Ex- studente di Ingegneria Meccanica adesso assegnista di ricerca all’Università di Pisa
Ciao a tutti, sono Tommaso Grossi e sono assegnista di ricerca presso l’Università di Pisa. Chi di voi si iscriverà a Ingegneria Meccanica mi incontrerà al secondo anno come esercitatore del corso di Tecnica delle Costruzioni Meccaniche. Ho deciso di raccontare la mia esperienza perché penso possa essere un esempio di quante cose si possano fare con una laurea in Ingegneria Meccanica, non solo quante, ma anche quanto diverse tra loro. Questo, indirettamente, credo spieghi bene quanto siano trasversali le competenze che uno studente può acquisire con un corso come Ingegneria Meccanica.
Grazie ai contatti dei professori del dipartimento, ho svolto la tesi di laurea magistrale in Ducati, a Borgo Panigale, occupandomi dello studio dell’utilizzo di incollaggi strutturali per l’alleggerimento di componenti su moto stradali che, ancora oggi, ho la fortuna e la soddisfazione di vedere in circolazione. Terminata la tesi, sono stato assunto in Maserati, a Modena, dove mi sono spostato a fare qualcosa di completamente diverso. Facevo parte del team che ha programmato e sviluppato la guida autonoma di livello II per le Maserati uscite nel 2018. Ci siamo divertiti molto. Non avrei mai pensato, ad esempio, che le autostrade della North Carolina fossero così diverse da quelle della Repubblica Ceca. Il nostro lavoro era assicurarci che il software che decide come guidare l’auto fosse in grado di farlo in tutte le condizioni. Sono quindi passato dalla progettazione a un’attività più legata al controllo.
Dopo circa un anno passato in giro per il mondo, c’è stato un altro cambio: sono stato assunto in Toro Rosso, la squadra di Formula 1 di Faenza, che poi ha cambiato nome in AlphaTauri. Anche lì il lavoro era completamente diverso. Facevo parte del team test: durante la stagione ci occupavamo di verificare che tutte le componenti che avevano corso una gara tornassero a casa sufficientemente integre dal punto di vista meccanico per affrontare la gara successiva. Durante l’off-season, quindi in inverno, ci occupavamo invece dello studio e soprattutto dell’omologazione della vettura dell’anno successivo. Era un lavoro molto pratico, sperimentale, di laboratorio, molto affine allo studio dei compositi, delle nuove tecnologie e dei nuovi materiali, e abbiamo visto molti materiali “esotici”, come spesso ci si aspetta da un team di Formula 1.
A un certo punto, però, la mia curiosità non si era ancora placata e ho deciso di lasciare anche quel mondo per rientrare all’università. Ingegneria Meccanica mi era piaciuta così tanto che sono tornato a fare un dottorato. In parallelo, facendo ancora qualcosa di diverso rispetto alle esperienze precedenti, sono entrato nel collegio dei periti nominati dal Tribunale di Genova per lo studio delle cause del crollo del ponte Morandi, un ambito quindi di natura più civile. Il dottorato, invece, ha riguardato lo studio di temi legati alla stampa 3D dei metalli, un argomento molto attuale nella meccanica moderna, soprattutto industriale. Negli ultimi tempi, come assegnista di ricerca, mi sto affacciando anche al mondo dell’intelligenza artificiale, occupandomi di come utilizzare questi algoritmi per velocizzare in maniera significativa il calcolo strutturale.
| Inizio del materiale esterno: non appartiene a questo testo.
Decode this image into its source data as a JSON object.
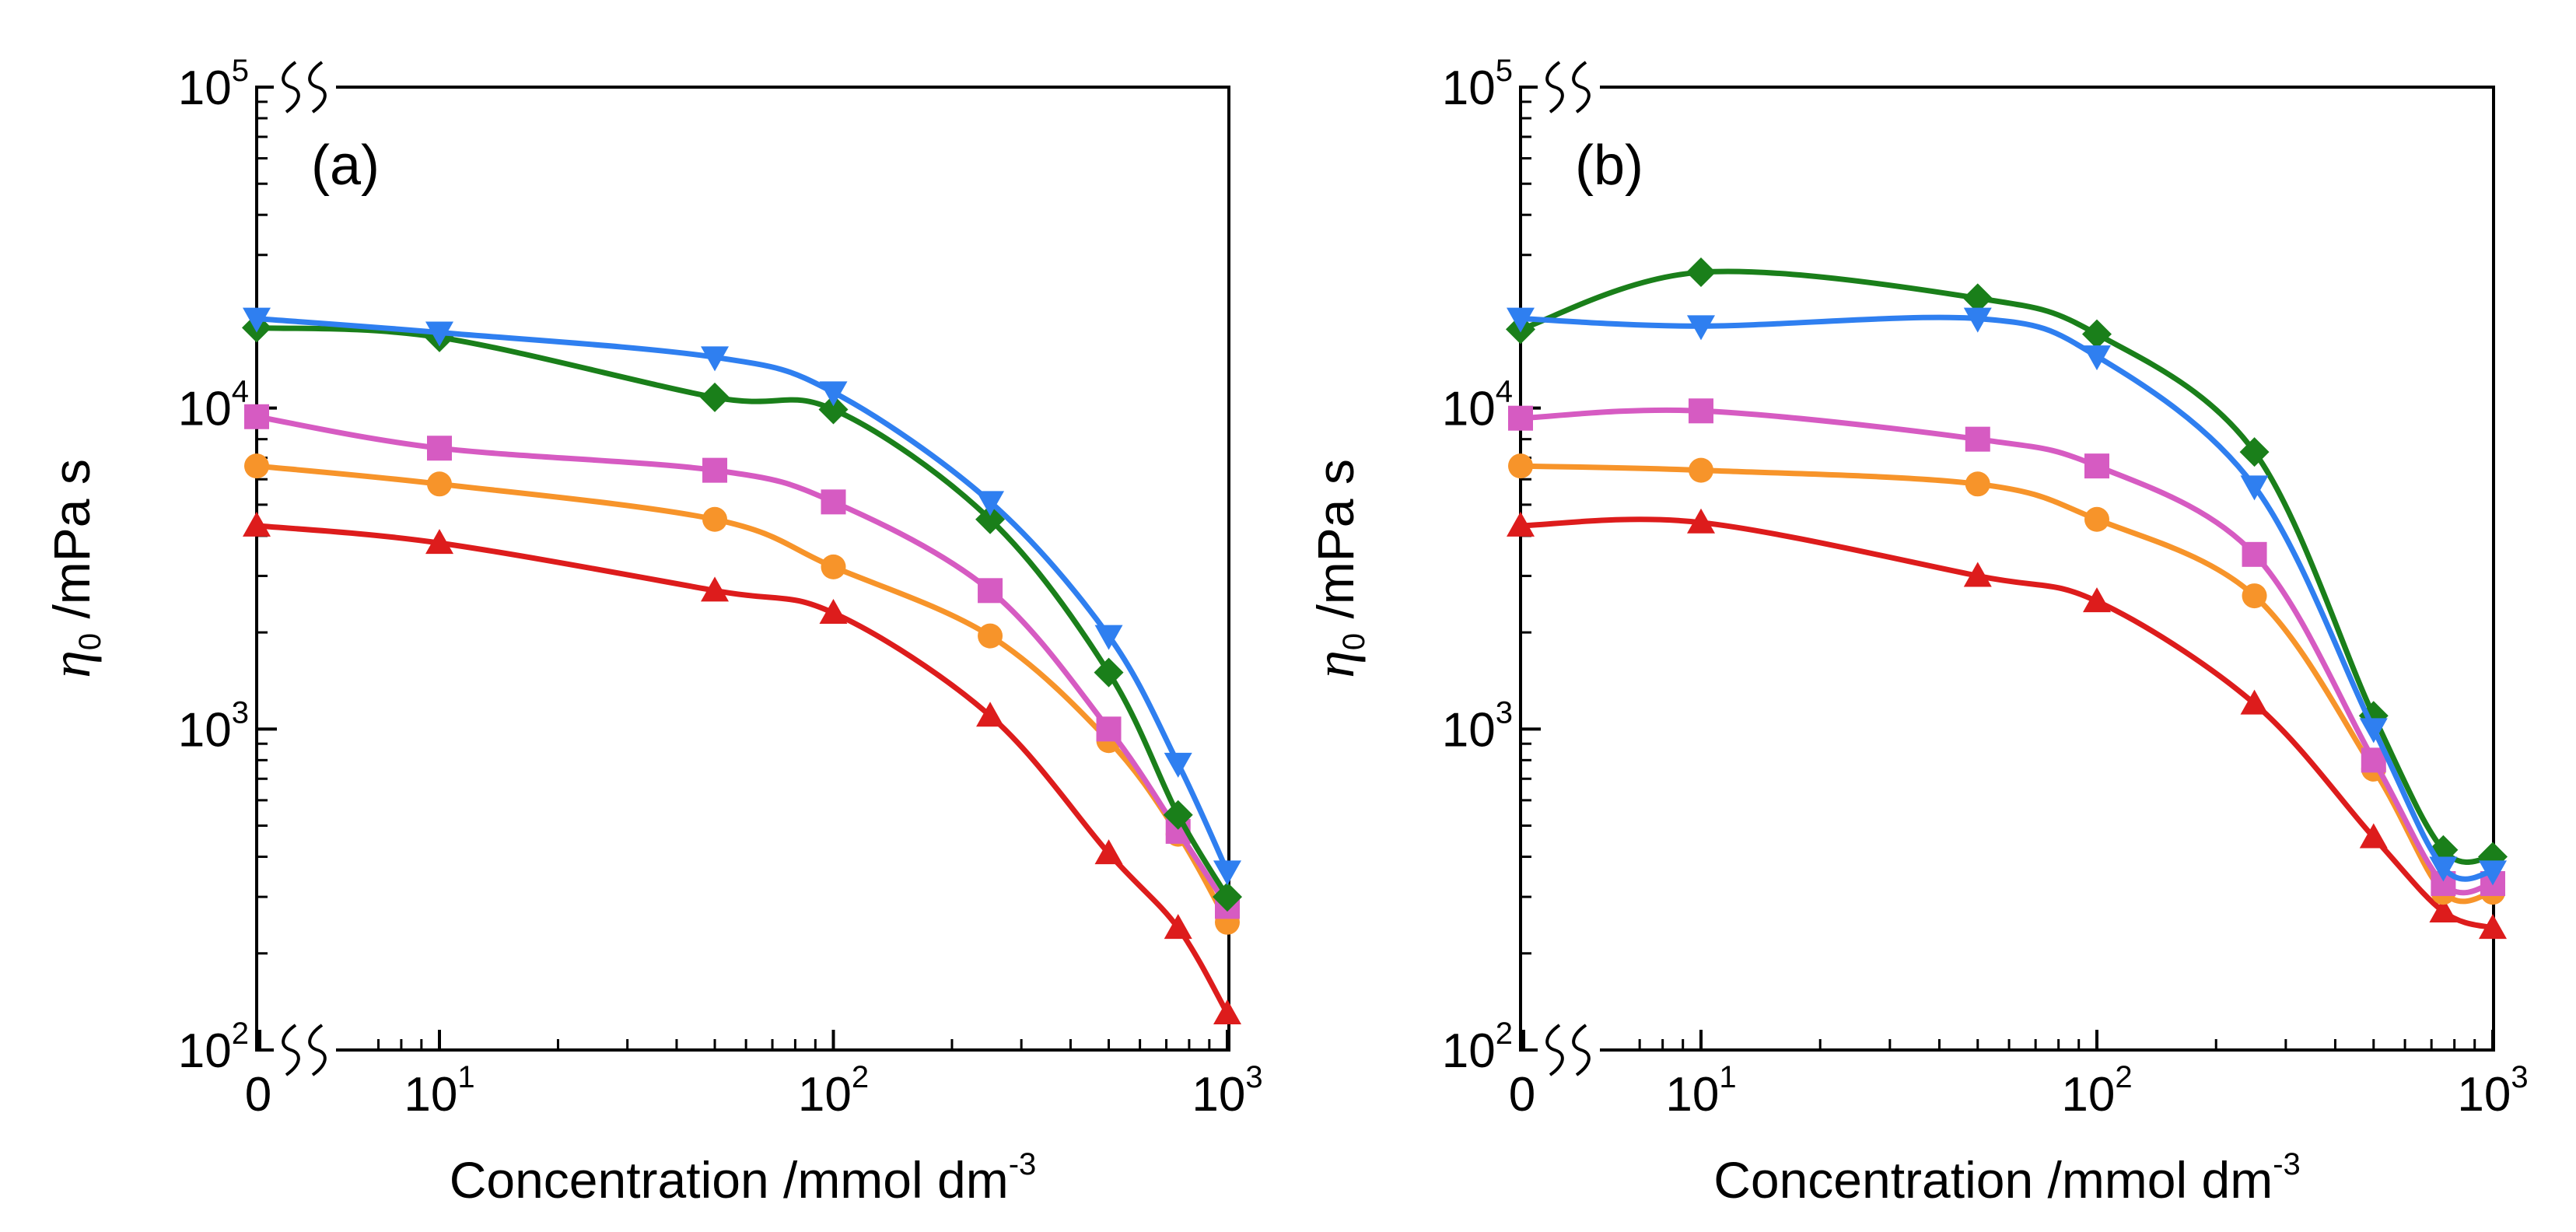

A questo punto vorrei dare un consiglio, perché molti studenti dubbiosi mi pongono spesso questa domanda: in un mondo sempre più informatico, non è forse obsoleto occuparsi di meccanica? La mia risposta è questa. Chi studia l’intelligenza artificiale, in un certo senso, è come un pedagogista della macchina: per insegnare serve conoscere la pedagogia, ma serve soprattutto avere qualcosa da insegnare. Oggi potete chiedere a un sistema di intelligenza artificiale di scrivervi un programma e lo farà molto bene, ma chiedetegli di progettare una macchina o di disegnare un motore: non è ancora in grado di farlo. Nel futuro, quindi, saper fare qualcosa che le macchine non sanno ancora fare sarà estremamente prezioso. La morale, e il consiglio che mi sento di darvi, è questo: se vi piace la meccanica, sono sicuro che il futuro avrà bisogno delle competenze che imparerete qui.